A principal atração turística indiscutível de Lhasa continua a ser o Palácio de Potala, a antiga residência de inverno dos Dalai Lamas, líderes espirituais do budismo tibetano, até que o atual detentor dessa posição foi forçado ao exílio.
Atualmente a viver em Dharamsala, na Índia, e venerado mundialmente como laureado com o Prémio Nobel da Paz, o 14.º Dalai Lama é rotulado pelo governo chinês como um “lobo com vestes de monge” e um “separatista anti-China” - apesar da sua declaração de que procura apenas uma autonomia genuína, e não a independência, para a sua terra natal.
No ano passado, mais de dois milhões de pessoas visitaram o Palácio de Potala, pagando até 24 euros para visitar a vasta estrutura. Enquanto os guias ofereciam pormenores sobre a arquitetura e a história do palácio, o atual Dalai Lama estava conspicuamente ausente da narrativa, especialmente a sua recente declaração de que o seu sucessor, ou reencarnação, deve nascer “no mundo livre” - ou seja, fora da China.

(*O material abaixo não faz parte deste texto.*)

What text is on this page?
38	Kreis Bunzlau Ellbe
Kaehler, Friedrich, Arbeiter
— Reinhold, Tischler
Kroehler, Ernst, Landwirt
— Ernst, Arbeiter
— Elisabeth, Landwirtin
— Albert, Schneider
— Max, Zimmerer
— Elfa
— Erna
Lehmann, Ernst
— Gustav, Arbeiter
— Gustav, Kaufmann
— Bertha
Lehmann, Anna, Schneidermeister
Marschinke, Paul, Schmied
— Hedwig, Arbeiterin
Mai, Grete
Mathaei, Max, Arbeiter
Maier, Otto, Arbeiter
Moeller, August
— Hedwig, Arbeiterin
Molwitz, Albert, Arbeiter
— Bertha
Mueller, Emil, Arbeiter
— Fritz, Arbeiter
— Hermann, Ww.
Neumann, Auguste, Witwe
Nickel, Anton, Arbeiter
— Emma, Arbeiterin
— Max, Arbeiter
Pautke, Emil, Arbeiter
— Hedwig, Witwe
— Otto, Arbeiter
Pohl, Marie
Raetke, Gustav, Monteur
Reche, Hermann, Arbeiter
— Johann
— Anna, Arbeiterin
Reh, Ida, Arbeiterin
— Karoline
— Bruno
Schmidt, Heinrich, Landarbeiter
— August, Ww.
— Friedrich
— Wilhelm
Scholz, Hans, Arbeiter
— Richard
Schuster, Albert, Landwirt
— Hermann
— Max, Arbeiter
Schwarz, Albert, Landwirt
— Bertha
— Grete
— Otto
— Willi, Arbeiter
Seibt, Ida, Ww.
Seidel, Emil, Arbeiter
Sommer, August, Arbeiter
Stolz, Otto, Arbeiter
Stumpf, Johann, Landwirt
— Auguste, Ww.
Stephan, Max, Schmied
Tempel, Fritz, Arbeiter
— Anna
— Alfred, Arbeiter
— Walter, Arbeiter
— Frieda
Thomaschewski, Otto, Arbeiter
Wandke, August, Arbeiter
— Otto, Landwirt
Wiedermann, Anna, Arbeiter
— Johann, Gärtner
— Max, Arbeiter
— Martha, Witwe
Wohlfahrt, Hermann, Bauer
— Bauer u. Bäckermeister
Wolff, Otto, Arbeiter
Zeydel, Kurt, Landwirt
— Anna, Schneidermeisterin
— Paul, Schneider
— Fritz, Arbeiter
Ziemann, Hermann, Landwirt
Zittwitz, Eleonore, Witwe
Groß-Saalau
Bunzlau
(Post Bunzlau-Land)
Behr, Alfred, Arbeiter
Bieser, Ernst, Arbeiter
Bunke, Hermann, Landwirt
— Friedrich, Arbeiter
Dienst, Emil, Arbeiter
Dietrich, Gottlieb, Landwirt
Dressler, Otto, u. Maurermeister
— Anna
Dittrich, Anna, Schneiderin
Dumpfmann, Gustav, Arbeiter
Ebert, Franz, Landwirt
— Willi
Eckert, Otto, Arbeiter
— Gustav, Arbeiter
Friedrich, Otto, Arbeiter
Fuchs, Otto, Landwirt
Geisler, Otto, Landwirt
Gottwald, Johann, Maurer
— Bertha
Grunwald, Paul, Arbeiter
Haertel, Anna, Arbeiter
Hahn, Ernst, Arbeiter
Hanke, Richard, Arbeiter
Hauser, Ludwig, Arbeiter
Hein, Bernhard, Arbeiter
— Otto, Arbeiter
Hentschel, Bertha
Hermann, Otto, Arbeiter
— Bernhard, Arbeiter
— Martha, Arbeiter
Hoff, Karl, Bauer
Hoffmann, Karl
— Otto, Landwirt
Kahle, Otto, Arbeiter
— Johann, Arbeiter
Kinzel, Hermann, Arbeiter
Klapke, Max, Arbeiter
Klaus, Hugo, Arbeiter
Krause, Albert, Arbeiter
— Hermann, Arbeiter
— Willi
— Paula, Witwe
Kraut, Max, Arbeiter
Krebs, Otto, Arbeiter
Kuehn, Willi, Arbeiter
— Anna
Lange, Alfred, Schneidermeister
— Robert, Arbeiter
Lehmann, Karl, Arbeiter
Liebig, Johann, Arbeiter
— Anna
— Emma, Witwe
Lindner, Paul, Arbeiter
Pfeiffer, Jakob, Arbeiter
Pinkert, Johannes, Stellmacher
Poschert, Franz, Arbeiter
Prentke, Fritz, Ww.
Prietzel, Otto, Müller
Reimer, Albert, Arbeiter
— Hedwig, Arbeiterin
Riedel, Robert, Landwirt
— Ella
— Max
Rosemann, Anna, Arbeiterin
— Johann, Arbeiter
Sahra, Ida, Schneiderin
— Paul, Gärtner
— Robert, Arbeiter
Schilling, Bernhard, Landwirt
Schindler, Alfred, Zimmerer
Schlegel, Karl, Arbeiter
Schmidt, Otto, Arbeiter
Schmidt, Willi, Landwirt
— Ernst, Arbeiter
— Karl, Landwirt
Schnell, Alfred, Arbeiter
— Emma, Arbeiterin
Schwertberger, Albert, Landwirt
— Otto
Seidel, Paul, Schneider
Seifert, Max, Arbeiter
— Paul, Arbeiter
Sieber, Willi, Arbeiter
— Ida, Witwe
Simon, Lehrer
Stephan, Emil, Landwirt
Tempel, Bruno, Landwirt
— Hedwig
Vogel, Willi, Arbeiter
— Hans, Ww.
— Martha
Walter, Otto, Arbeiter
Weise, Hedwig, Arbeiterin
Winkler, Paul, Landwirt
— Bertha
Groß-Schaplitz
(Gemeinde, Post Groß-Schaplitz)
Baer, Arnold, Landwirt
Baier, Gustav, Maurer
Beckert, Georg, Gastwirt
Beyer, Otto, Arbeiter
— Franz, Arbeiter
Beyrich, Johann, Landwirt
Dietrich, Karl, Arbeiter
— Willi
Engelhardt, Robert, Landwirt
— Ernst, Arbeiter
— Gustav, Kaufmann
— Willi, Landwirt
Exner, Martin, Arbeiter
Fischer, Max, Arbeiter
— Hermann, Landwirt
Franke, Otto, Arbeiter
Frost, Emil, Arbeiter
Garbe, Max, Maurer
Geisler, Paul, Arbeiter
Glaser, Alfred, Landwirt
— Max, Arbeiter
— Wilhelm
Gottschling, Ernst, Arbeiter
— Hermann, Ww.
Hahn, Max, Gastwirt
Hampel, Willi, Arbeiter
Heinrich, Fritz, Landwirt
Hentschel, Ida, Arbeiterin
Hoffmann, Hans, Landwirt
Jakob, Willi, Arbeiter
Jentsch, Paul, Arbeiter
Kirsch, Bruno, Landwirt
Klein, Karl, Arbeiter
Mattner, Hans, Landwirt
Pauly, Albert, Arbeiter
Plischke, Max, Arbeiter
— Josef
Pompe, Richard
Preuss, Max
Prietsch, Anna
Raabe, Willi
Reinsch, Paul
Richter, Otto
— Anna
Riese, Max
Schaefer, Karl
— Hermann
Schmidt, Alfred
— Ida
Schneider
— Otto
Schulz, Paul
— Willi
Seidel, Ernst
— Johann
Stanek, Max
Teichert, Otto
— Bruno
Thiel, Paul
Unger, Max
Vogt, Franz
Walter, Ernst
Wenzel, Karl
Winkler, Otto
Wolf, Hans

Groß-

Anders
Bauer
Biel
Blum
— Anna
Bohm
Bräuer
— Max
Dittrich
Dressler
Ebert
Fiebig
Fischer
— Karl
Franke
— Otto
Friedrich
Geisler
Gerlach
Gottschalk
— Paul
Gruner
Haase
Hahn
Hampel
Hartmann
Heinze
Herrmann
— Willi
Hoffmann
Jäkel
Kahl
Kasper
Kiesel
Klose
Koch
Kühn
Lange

Quando questionados, os monges e os funcionários do Tibete repetiram a linha oficial do partido de Pequim: “A reencarnação de cada Dalai Lama tem de ser aprovada pelo governo central e a procura tem de ser feita dentro da China”, disse-me Gongga Zhaxi, da administração do Palácio da Potala.
“A ideia de que a reencarnação deve ser reconhecida pelo governo central já está estabelecida há muitos anos”, afirmou La Ba, um monge sénior do Templo de Jokhang, o mais sagrado do budismo tibetano.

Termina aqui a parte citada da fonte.